WebP has universal modern-browser support (since Safari 14 in 2020, ~98% global coverage). AVIF support arrived later (Safari 16 in 2022) and sits around 93%. For high-traffic sites the 5-percentage-point gap matters; for most sites either is fine with a fallback.
Decode cost is the real differentiator. AVIF is 2–3× slower to decode than JPG; WebP is 1.5× slower than JPG. On extremely image-heavy pages on older mobile devices, AVIF's decode cost can outweigh its smaller download. For typical web use, both formats decode fast enough that download time dominates.
Spec comparison
| Property | AVIF | WebP |
|---|---|---|
| Compression | Both | Both |
| Graphic type | Raster | Raster |
| Transparency | Yes | Yes |
| Animation | Yes | Yes |
| HDR | Yes | No |
| Embeds EXIF | Yes | Yes |
| Browser coverage | 93% | 98% |
| Introduced | 2019 | 2010 |
File size comparison
Same 1920×1280 photographic content
AVIF
AVIF at q60: ~140 KB
WebP
WebP at q80: ~180 KB
AVIF's quality scale is calibrated differently from WebP — AVIF q60 is roughly equivalent to WebP q80 visually. The 22% size advantage is typical; AVIF widens its lead on larger images and on smooth gradients.
Quality comparison
At equivalent visual quality, AVIF and WebP look identical. AVIF handles fine detail (foliage, fabric textures, fur) noticeably better than WebP at very aggressive compression settings (below WebP q60). At normal web-quality settings, both formats are visually clean.
When each one wins
Use AVIF if…
- Bandwidth cost is a material constraint (high-traffic site, mobile-heavy audience)

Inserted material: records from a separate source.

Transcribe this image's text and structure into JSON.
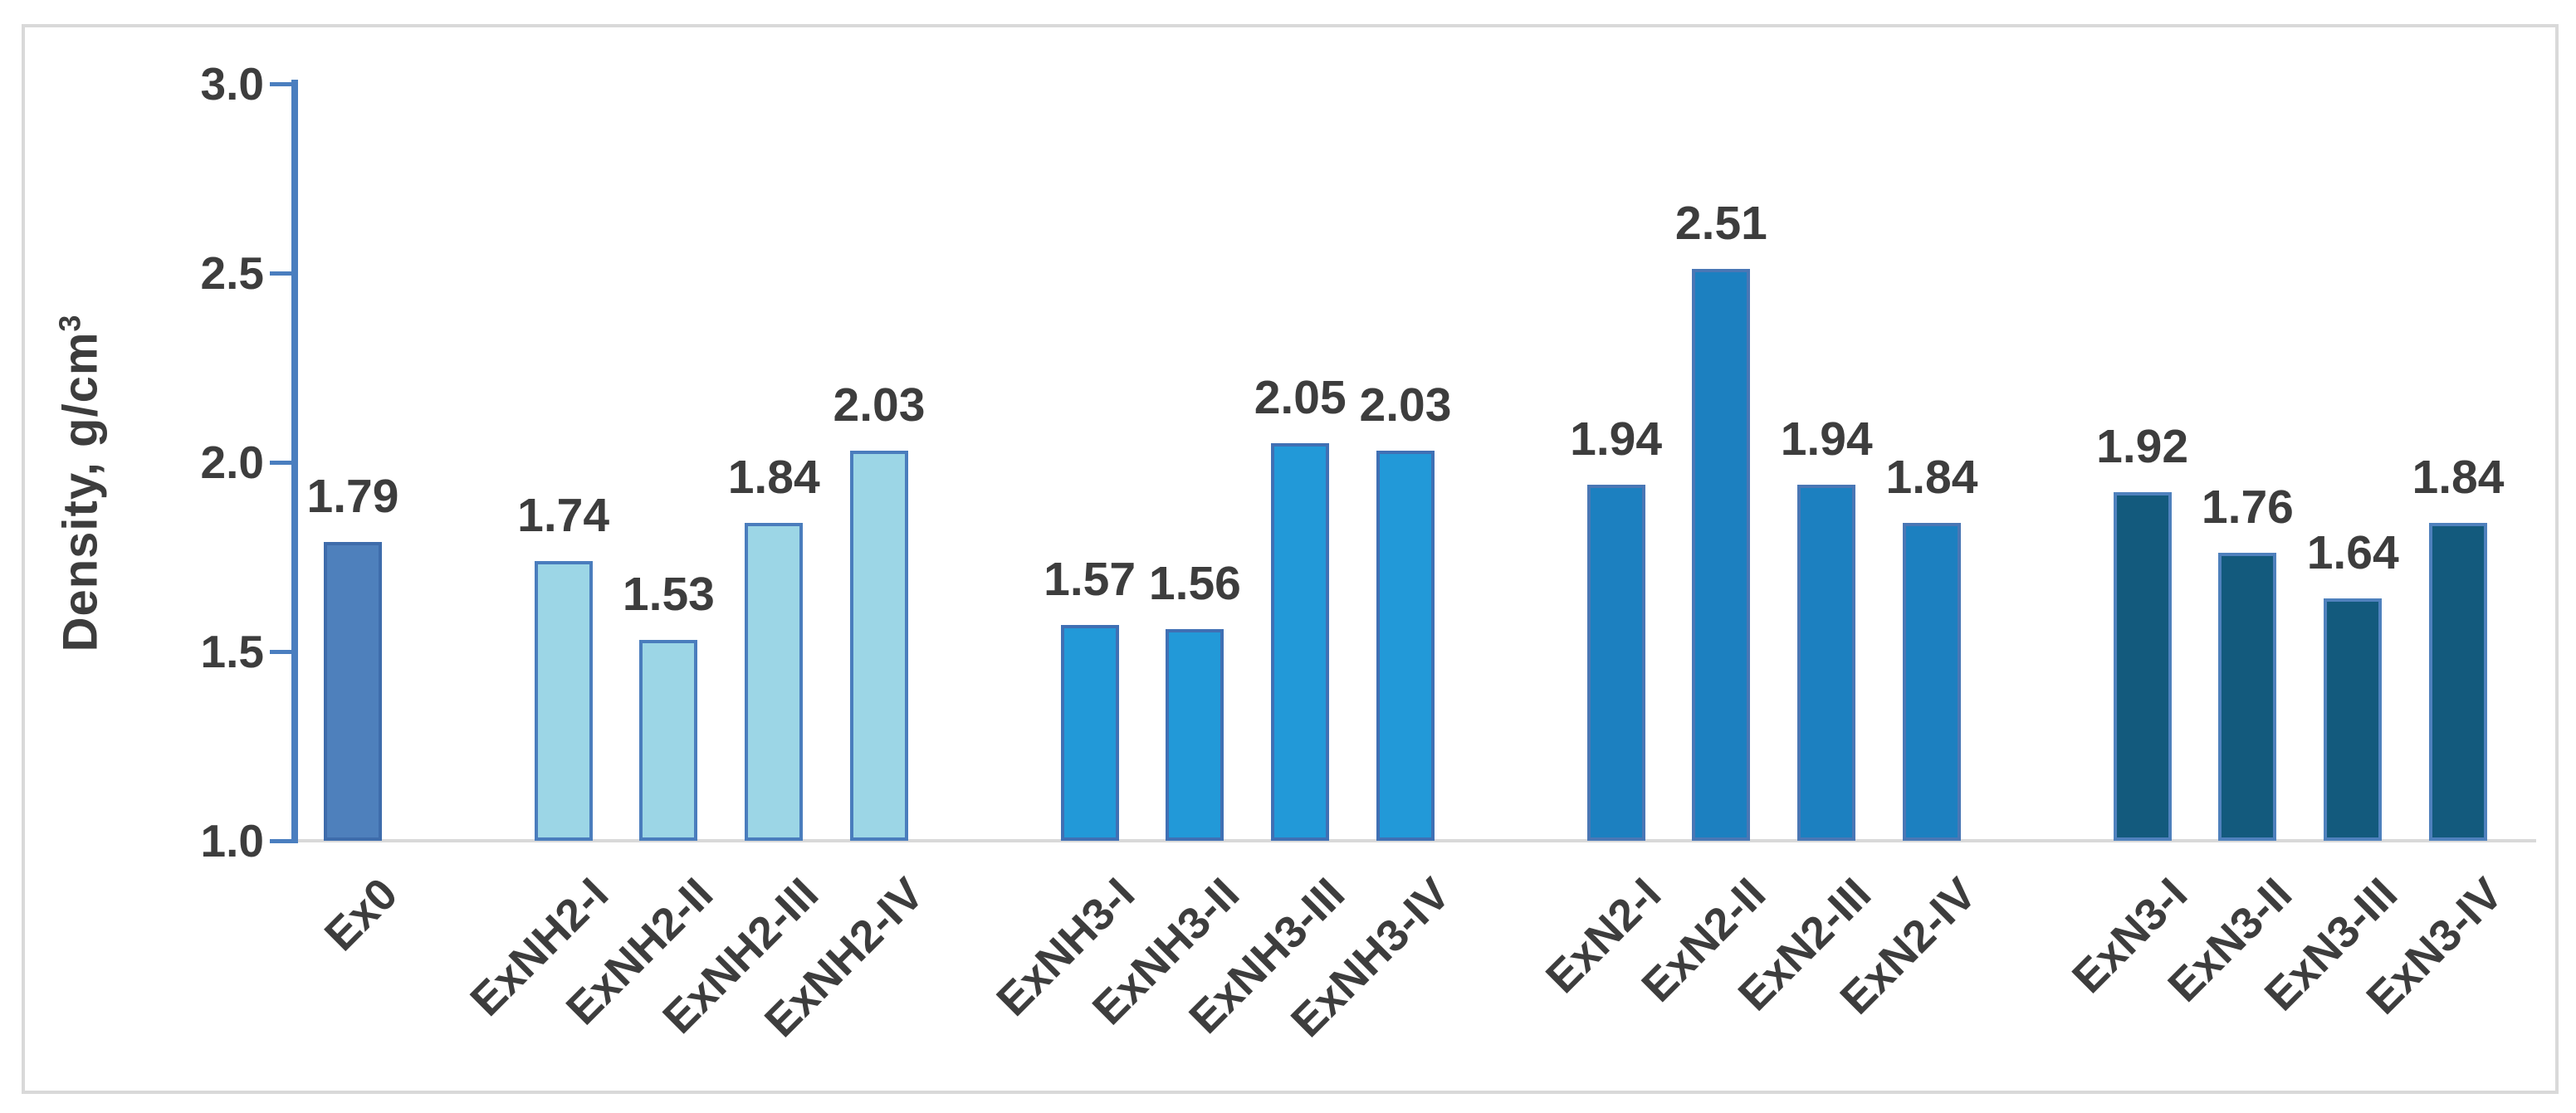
{
  "chart_data": {
    "type": "bar",
    "title": "",
    "xlabel": "",
    "ylabel": "Density, g/cm³",
    "ylabel_rich": {
      "main": "Density, g/cm",
      "sup": "3"
    },
    "ylim": [
      1.0,
      3.0
    ],
    "yticks": [
      "1.0",
      "1.5",
      "2.0",
      "2.5",
      "3.0"
    ],
    "grid": false,
    "legend_position": "none",
    "value_labels_shown": true,
    "groups": [
      {
        "name": "Ex0",
        "fill": "#4e80bc",
        "border": "#3e6cab",
        "bars": [
          {
            "category": "Ex0",
            "value": 1.79,
            "label": "1.79"
          }
        ]
      },
      {
        "name": "ExNH2",
        "fill": "#9cd6e6",
        "border": "#4a7dbd",
        "bars": [
          {
            "category": "ExNH2-I",
            "value": 1.74,
            "label": "1.74"
          },
          {
            "category": "ExNH2-II",
            "value": 1.53,
            "label": "1.53"
          },
          {
            "category": "ExNH2-III",
            "value": 1.84,
            "label": "1.84"
          },
          {
            "category": "ExNH2-IV",
            "value": 2.03,
            "label": "2.03"
          }
        ]
      },
      {
        "name": "ExNH3",
        "fill": "#2299d8",
        "border": "#4070b4",
        "bars": [
          {
            "category": "ExNH3-I",
            "value": 1.57,
            "label": "1.57"
          },
          {
            "category": "ExNH3-II",
            "value": 1.56,
            "label": "1.56"
          },
          {
            "category": "ExNH3-III",
            "value": 2.05,
            "label": "2.05"
          },
          {
            "category": "ExNH3-IV",
            "value": 2.03,
            "label": "2.03"
          }
        ]
      },
      {
        "name": "ExN2",
        "fill": "#1c80c0",
        "border": "#4a77b5",
        "bars": [
          {
            "category": "ExN2-I",
            "value": 1.94,
            "label": "1.94"
          },
          {
            "category": "ExN2-II",
            "value": 2.51,
            "label": "2.51"
          },
          {
            "category": "ExN2-III",
            "value": 1.94,
            "label": "1.94"
          },
          {
            "category": "ExN2-IV",
            "value": 1.84,
            "label": "1.84"
          }
        ]
      },
      {
        "name": "ExN3",
        "fill": "#135a7d",
        "border": "#4f81bd",
        "bars": [
          {
            "category": "ExN3-I",
            "value": 1.92,
            "label": "1.92"
          },
          {
            "category": "ExN3-II",
            "value": 1.76,
            "label": "1.76"
          },
          {
            "category": "ExN3-III",
            "value": 1.64,
            "label": "1.64"
          },
          {
            "category": "ExN3-IV",
            "value": 1.84,
            "label": "1.84"
          }
        ]
      }
    ],
    "colors": {
      "axis_line": "#4a7ebf",
      "baseline": "#d9d9d9",
      "frame_border": "#d9d9d9",
      "text": "#3d3d3d",
      "background": "#ffffff"
    }
  }
}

- You can deploy a WebP or JPG fallback via <picture>
- Your static site build can afford the slower AVIF encode time
- Your audience skews modern-browser (less of an issue every year)
Use WebP if…
- You want the safest modern default — WebP's tooling and browser support are more mature
- You're encoding dynamically (avatar processing, on-the-fly thumbnails) — WebP encodes 10× faster than AVIF
- You're not yet ready to deal with the AVIF fallback complexity in your CMS or theme
- Older mobile devices are a meaningful share of your traffic
Recommendation
WebP is the right default for most sites in 2026 — mature tooling, ubiquitous browser support, fast encode. Add AVIF if you're optimising for bandwidth at scale and have engineering resource to maintain a <picture>-based fallback chain. Most sites get 90% of the benefit from migrating JPG → WebP; the AVIF upgrade pays off mainly on high-traffic sites where small percentage-point gains compound.

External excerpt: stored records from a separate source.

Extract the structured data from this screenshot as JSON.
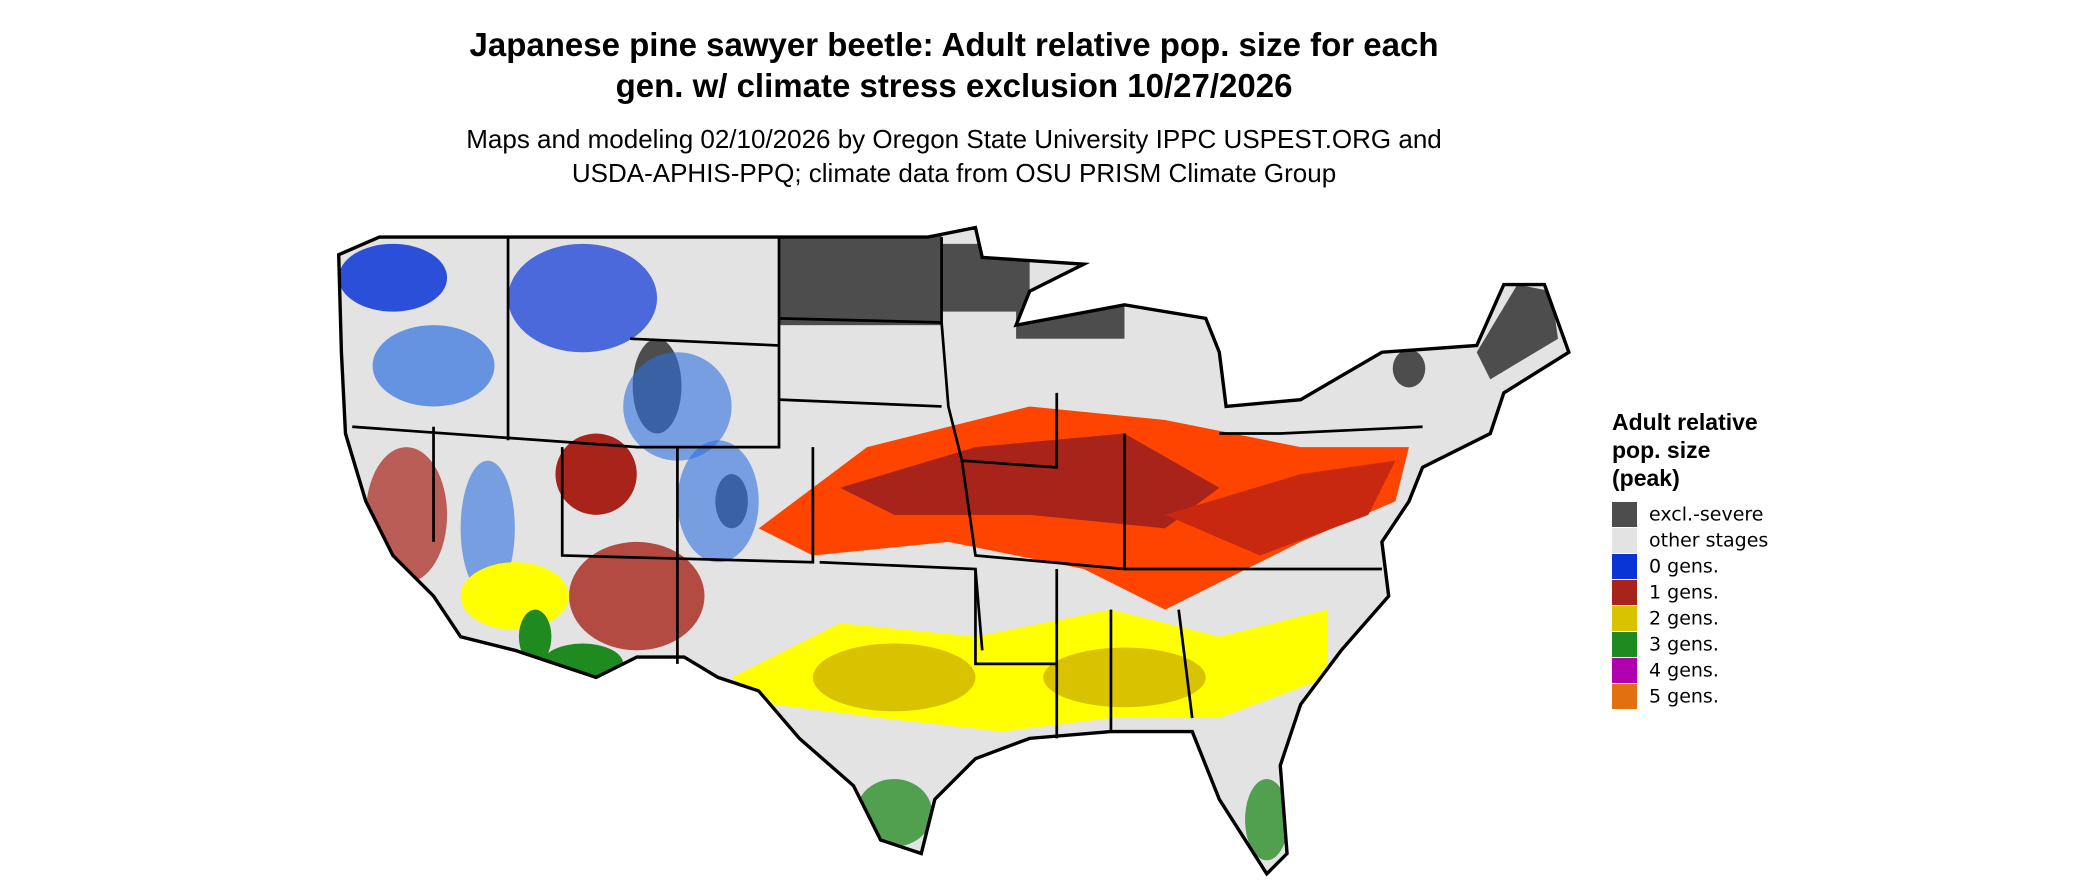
{
  "title": [
    "Japanese pine sawyer beetle: Adult relative pop. size for each",
    "gen. w/ climate stress exclusion 10/27/2026"
  ],
  "subtitle": [
    "Maps and modeling 02/10/2026 by Oregon State University IPPC USPEST.ORG and",
    "USDA-APHIS-PPQ; climate data from OSU PRISM Climate Group"
  ],
  "legend": {
    "title": [
      "Adult relative",
      "pop. size",
      "(peak)"
    ],
    "items": [
      {
        "label": "excl.-severe",
        "color": "#4d4d4d"
      },
      {
        "label": "other stages",
        "color": "#e3e3e3"
      },
      {
        "label": "0 gens.",
        "color": "#0a35d6"
      },
      {
        "label": "1 gens.",
        "color": "#a8241a"
      },
      {
        "label": "2 gens.",
        "color": "#d9c300"
      },
      {
        "label": "3 gens.",
        "color": "#1f8a1f"
      },
      {
        "label": "4 gens.",
        "color": "#b000b0"
      },
      {
        "label": "5 gens.",
        "color": "#e07010"
      }
    ]
  }
}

Frequently asked questions
- Is AVIF really better than WebP?
- For file size, yes — about 20% smaller at equivalent quality. For practicality today, WebP still wins on encoding speed, tooling maturity and browser coverage. The right answer depends on whether the size advantage is worth the trade-offs for your site.
- Why is AVIF encoding so slow?
- AVIF uses AV1 video compression for still images. AV1 prioritises compression ratio over encoding speed. At default effort settings, AVIF encoding is 10–30× slower than WebP. For static site builds this is a one-time cost; for dynamic image processing it matters.

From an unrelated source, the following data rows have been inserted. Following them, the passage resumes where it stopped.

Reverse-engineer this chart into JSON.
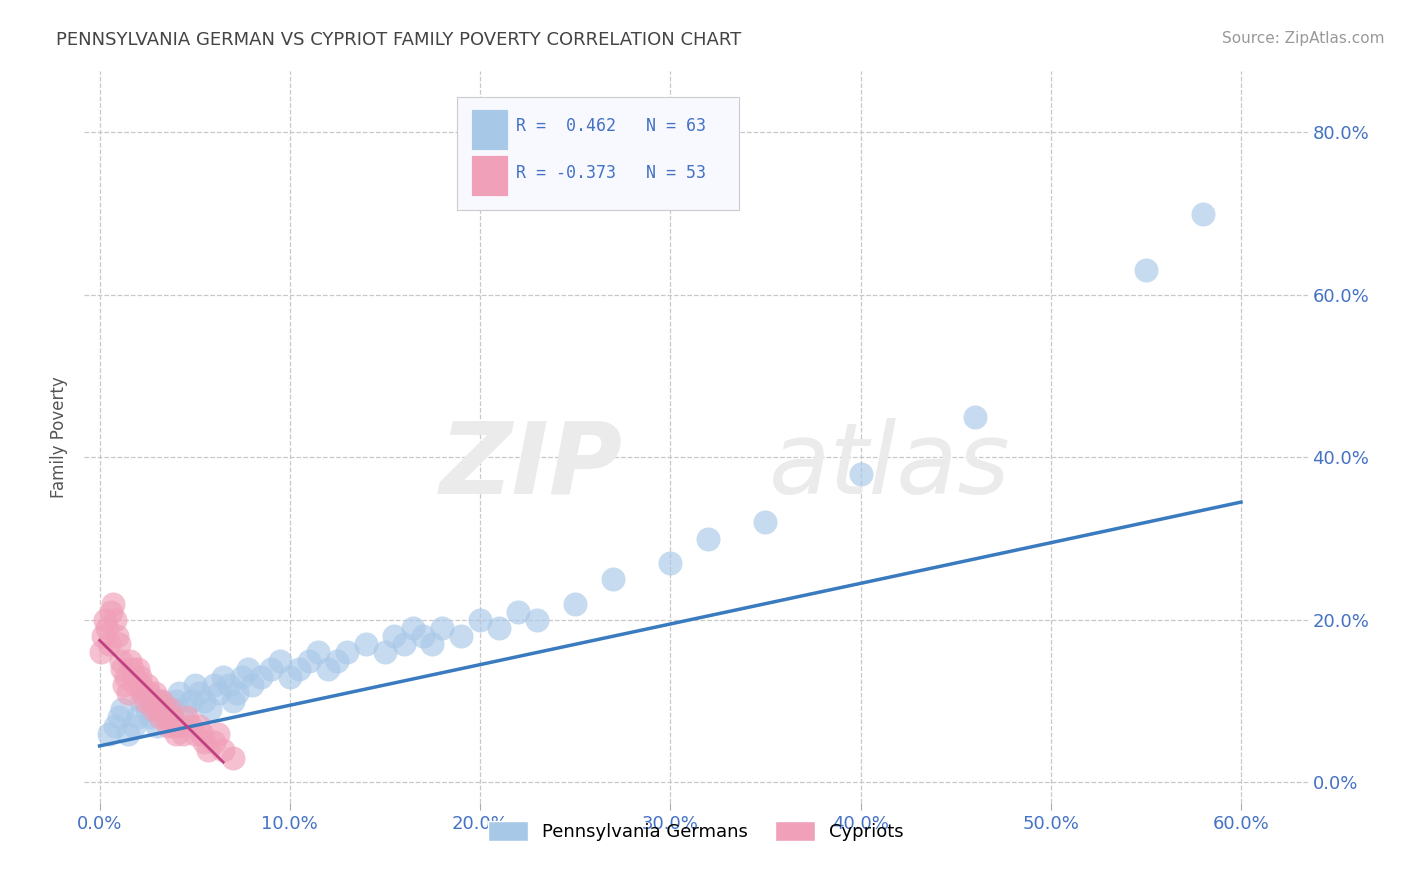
{
  "title": "PENNSYLVANIA GERMAN VS CYPRIOT FAMILY POVERTY CORRELATION CHART",
  "source": "Source: ZipAtlas.com",
  "xlabel_vals": [
    0.0,
    0.1,
    0.2,
    0.3,
    0.4,
    0.5,
    0.6
  ],
  "ylabel": "Family Poverty",
  "ylabel_vals": [
    0.0,
    0.2,
    0.4,
    0.6,
    0.8
  ],
  "xlim": [
    -0.008,
    0.635
  ],
  "ylim": [
    -0.025,
    0.875
  ],
  "bg_color": "#ffffff",
  "grid_color": "#c8c8c8",
  "blue_color": "#a8c8e8",
  "pink_color": "#f0a0b8",
  "blue_line_color": "#3a7abf",
  "pink_line_color": "#c04080",
  "title_color": "#444444",
  "axis_label_color": "#4472c4",
  "ylabel_color": "#555555",
  "pennsylvania_x": [
    0.005,
    0.008,
    0.01,
    0.012,
    0.015,
    0.018,
    0.02,
    0.022,
    0.025,
    0.027,
    0.03,
    0.032,
    0.035,
    0.038,
    0.04,
    0.042,
    0.045,
    0.048,
    0.05,
    0.052,
    0.055,
    0.058,
    0.06,
    0.063,
    0.065,
    0.068,
    0.07,
    0.072,
    0.075,
    0.078,
    0.08,
    0.085,
    0.09,
    0.095,
    0.1,
    0.105,
    0.11,
    0.115,
    0.12,
    0.125,
    0.13,
    0.14,
    0.15,
    0.155,
    0.16,
    0.165,
    0.17,
    0.175,
    0.18,
    0.19,
    0.2,
    0.21,
    0.22,
    0.23,
    0.25,
    0.27,
    0.3,
    0.32,
    0.35,
    0.4,
    0.46,
    0.55,
    0.58
  ],
  "pennsylvania_y": [
    0.06,
    0.07,
    0.08,
    0.09,
    0.06,
    0.07,
    0.08,
    0.1,
    0.09,
    0.08,
    0.07,
    0.1,
    0.08,
    0.09,
    0.1,
    0.11,
    0.09,
    0.1,
    0.12,
    0.11,
    0.1,
    0.09,
    0.12,
    0.11,
    0.13,
    0.12,
    0.1,
    0.11,
    0.13,
    0.14,
    0.12,
    0.13,
    0.14,
    0.15,
    0.13,
    0.14,
    0.15,
    0.16,
    0.14,
    0.15,
    0.16,
    0.17,
    0.16,
    0.18,
    0.17,
    0.19,
    0.18,
    0.17,
    0.19,
    0.18,
    0.2,
    0.19,
    0.21,
    0.2,
    0.22,
    0.25,
    0.27,
    0.3,
    0.32,
    0.38,
    0.45,
    0.63,
    0.7
  ],
  "blue_line_x": [
    0.0,
    0.6
  ],
  "blue_line_y": [
    0.045,
    0.345
  ],
  "cypriot_x": [
    0.001,
    0.002,
    0.003,
    0.004,
    0.005,
    0.006,
    0.007,
    0.008,
    0.009,
    0.01,
    0.011,
    0.012,
    0.013,
    0.014,
    0.015,
    0.016,
    0.017,
    0.018,
    0.019,
    0.02,
    0.021,
    0.022,
    0.023,
    0.024,
    0.025,
    0.026,
    0.027,
    0.028,
    0.029,
    0.03,
    0.031,
    0.032,
    0.033,
    0.034,
    0.035,
    0.036,
    0.037,
    0.038,
    0.039,
    0.04,
    0.042,
    0.044,
    0.046,
    0.048,
    0.05,
    0.052,
    0.054,
    0.055,
    0.057,
    0.06,
    0.062,
    0.065,
    0.07
  ],
  "cypriot_y": [
    0.16,
    0.18,
    0.2,
    0.19,
    0.17,
    0.21,
    0.22,
    0.2,
    0.18,
    0.17,
    0.15,
    0.14,
    0.12,
    0.13,
    0.11,
    0.15,
    0.14,
    0.13,
    0.12,
    0.14,
    0.13,
    0.12,
    0.11,
    0.1,
    0.12,
    0.11,
    0.1,
    0.09,
    0.11,
    0.1,
    0.09,
    0.08,
    0.1,
    0.09,
    0.08,
    0.07,
    0.09,
    0.08,
    0.07,
    0.06,
    0.07,
    0.06,
    0.08,
    0.07,
    0.06,
    0.07,
    0.06,
    0.05,
    0.04,
    0.05,
    0.06,
    0.04,
    0.03
  ],
  "pink_line_x": [
    0.0,
    0.065
  ],
  "pink_line_y": [
    0.175,
    0.025
  ]
}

- Should I serve AVIF, WebP, or both?
- Both, via <picture>. The browser picks AVIF if it can render it, falls back to WebP if not, falls back to JPG/PNG for legacy clients. Build tools like Next.js Image, Cloudflare Images and most modern CDNs handle this automatically.
- Does AVIF work in Safari?
- Safari 16+ (released September 2022) supports AVIF. Older Safari and iOS versions need a fallback.
- Will my CMS break if I upload AVIF?
- Possibly. WordPress 6.5+ supports AVIF natively; older themes may not. Shopify's CDN auto-serves AVIF where supported. Test your specific stack — for many setups, sticking with WebP avoids the friction.